People who have no or little credit history will learn about the importance of building a credit record. The author dispels a few common myths, such as the beliefs that you don’t have to use credit score; or that your credit score is not important if you don’t need to apply for credit in the near future.

And the most important feature of this book is that even people with good or great credit will benefit from reading it, since it will teach them how their scores are computed and what to do to make sure they stay that way.

The main lesson from Your Credit Score is that your credit scores shape your financial outlook and can determine not only whether or not you are approved for a car or personal loan, mortgage or credit card, but also many other things such as:

  • how much interest you pay on your credit card
  • your credit card limits
  • your insurance premiums
  • whether you’ll get financing for a business
  • whether a prospective landlord will accept you as a tennant
  • whether you’ll the best deal for your cell phone contract

And the list gets larger. Apparently, even some hospitals have started checking credit scores before a patient is admitted.

The book starts with a comparison of two fictional women who go through life making similar financial decisions. They buy the same houses and cars and carry the same balances in their credit cards. The only difference between them is their credit scores.
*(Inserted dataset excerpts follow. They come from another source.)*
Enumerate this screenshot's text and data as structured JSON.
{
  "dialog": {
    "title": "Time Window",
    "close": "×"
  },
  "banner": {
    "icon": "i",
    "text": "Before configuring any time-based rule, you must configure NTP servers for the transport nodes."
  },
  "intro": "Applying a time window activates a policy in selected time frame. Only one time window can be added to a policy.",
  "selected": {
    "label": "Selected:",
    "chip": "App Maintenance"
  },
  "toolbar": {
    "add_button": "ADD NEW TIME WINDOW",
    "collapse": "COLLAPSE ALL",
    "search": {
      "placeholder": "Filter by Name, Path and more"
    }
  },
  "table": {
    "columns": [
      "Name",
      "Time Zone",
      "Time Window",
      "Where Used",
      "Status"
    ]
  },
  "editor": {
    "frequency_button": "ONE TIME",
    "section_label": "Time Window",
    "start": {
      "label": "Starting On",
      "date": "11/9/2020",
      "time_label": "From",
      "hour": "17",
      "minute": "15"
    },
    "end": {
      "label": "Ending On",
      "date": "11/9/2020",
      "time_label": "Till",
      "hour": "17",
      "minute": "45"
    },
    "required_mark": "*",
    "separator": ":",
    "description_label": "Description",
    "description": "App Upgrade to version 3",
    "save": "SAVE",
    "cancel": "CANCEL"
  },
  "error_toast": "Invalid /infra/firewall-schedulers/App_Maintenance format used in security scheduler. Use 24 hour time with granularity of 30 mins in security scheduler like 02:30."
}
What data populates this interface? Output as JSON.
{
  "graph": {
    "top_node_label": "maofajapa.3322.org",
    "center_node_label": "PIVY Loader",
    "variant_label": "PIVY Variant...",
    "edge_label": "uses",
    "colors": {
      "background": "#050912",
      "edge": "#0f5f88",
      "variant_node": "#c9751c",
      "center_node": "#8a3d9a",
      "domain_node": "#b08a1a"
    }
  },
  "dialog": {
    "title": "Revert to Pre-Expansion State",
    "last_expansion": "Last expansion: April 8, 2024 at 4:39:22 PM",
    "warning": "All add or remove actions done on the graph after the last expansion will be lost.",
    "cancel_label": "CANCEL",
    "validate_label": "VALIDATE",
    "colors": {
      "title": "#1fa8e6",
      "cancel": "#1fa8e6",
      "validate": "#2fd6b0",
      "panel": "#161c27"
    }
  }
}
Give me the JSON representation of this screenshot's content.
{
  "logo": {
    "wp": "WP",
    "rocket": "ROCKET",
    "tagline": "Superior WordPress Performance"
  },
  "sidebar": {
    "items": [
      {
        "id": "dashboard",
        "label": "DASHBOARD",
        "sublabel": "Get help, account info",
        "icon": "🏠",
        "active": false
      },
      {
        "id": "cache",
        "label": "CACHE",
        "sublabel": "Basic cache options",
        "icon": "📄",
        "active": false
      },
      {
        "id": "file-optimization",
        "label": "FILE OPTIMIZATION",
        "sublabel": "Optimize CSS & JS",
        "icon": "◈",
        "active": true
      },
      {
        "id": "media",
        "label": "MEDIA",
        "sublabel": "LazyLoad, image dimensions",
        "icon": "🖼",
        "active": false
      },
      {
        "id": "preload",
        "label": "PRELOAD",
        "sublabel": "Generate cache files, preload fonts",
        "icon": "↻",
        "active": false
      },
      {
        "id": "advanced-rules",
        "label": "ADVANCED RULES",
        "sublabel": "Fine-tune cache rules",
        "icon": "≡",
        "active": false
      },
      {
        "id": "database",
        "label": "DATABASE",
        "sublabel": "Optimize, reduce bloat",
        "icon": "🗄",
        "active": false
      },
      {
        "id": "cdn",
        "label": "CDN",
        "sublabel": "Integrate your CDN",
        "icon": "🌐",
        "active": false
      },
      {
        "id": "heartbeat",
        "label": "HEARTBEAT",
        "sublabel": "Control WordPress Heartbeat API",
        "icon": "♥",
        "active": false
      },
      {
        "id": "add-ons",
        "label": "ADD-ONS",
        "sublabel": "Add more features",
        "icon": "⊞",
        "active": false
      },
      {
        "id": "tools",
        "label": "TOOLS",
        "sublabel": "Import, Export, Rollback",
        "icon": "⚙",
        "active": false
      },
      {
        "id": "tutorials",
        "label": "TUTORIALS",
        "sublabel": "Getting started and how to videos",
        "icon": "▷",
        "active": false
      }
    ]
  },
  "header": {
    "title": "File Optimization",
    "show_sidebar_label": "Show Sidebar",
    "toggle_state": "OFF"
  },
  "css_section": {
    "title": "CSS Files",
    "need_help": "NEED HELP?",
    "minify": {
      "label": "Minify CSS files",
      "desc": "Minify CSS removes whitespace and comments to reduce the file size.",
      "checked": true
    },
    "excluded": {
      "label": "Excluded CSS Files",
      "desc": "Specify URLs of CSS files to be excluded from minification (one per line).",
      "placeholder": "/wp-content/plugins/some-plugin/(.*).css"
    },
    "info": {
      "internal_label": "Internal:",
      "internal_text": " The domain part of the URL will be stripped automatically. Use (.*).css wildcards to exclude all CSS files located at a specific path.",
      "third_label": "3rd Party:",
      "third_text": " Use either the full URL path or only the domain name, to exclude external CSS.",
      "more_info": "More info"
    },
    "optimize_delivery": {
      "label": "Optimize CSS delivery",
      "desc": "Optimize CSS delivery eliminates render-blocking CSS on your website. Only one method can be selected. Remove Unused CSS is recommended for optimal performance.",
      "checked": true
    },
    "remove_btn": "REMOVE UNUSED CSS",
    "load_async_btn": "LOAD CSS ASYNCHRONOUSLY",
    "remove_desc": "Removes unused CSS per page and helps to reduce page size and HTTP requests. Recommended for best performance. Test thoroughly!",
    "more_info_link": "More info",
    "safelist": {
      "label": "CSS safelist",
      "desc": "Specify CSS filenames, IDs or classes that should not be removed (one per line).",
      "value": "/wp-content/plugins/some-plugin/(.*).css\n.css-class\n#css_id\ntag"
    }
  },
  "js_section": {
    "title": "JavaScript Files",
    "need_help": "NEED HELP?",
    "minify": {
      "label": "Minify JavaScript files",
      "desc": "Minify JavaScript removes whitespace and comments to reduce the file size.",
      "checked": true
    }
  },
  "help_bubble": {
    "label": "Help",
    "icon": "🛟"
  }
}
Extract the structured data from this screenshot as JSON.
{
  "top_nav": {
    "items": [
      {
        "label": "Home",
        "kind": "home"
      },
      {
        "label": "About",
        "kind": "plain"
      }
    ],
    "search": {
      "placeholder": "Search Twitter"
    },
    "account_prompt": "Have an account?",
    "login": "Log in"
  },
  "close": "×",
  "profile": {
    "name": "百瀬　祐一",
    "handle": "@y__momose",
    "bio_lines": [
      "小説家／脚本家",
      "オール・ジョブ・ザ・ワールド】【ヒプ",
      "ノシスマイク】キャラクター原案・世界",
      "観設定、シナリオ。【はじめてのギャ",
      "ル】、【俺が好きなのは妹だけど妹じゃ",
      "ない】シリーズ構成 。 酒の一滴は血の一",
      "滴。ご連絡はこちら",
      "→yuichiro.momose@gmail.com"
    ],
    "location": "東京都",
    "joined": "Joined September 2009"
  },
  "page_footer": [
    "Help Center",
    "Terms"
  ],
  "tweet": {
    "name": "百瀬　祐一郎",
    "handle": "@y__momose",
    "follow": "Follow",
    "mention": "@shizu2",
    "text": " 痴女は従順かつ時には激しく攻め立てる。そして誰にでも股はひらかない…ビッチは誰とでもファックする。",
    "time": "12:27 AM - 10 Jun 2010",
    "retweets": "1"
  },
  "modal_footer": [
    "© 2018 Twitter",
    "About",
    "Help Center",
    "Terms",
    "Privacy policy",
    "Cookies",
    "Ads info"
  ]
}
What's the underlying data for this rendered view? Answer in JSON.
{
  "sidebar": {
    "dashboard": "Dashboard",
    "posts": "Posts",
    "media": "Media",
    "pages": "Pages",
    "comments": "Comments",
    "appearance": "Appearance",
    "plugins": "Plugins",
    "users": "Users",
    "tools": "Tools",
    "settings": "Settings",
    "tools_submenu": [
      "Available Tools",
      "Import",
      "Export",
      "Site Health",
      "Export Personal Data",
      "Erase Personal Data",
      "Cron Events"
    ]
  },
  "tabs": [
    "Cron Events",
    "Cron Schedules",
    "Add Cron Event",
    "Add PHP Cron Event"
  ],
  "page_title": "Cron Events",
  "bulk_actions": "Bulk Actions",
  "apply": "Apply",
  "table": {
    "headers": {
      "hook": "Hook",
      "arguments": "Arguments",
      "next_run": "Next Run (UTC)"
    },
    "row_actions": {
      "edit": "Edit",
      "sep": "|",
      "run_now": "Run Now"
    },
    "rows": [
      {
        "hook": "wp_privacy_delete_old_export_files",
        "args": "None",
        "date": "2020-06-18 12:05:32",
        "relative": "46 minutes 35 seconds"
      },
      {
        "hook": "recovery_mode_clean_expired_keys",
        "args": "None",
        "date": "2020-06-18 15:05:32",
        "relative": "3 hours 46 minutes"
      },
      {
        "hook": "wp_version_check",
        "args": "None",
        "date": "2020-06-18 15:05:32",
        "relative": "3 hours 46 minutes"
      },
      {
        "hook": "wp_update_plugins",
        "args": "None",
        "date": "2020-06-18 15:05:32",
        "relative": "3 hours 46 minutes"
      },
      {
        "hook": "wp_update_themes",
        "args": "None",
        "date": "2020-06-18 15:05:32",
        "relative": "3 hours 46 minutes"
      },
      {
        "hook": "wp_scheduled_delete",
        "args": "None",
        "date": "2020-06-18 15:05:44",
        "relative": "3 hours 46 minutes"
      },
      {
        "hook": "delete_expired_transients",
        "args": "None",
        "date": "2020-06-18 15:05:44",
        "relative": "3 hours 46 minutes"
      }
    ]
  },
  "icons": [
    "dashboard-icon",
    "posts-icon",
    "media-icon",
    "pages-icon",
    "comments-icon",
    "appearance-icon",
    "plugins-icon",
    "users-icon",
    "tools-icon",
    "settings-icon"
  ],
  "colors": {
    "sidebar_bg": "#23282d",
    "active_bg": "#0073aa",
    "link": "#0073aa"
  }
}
And what a big difference that is! According to Weston’s calculations, in the course of their lifetimes the woman with the higher credit score would have saved $2 million in interest (on the car loans, mortgage and credit cards) with respect to the one with the lower credit score.

Exaggerated? Maybe, but having read Weston’s book I’m convinced that it’s not worthwhile to take a chance. Protecting my credit score has become one of my financial priorities. The book showed me a number of ways in which my credit score could be harmed that I didn’t know about.

I’ll recommend this book to anybody interested in managing their own finances, but even more so to those who are interested in having their money work for them. Keeping an eye on your credit score can save you money. David Bach puts it best on the back cover: “A great credit score can help you finish rich!”.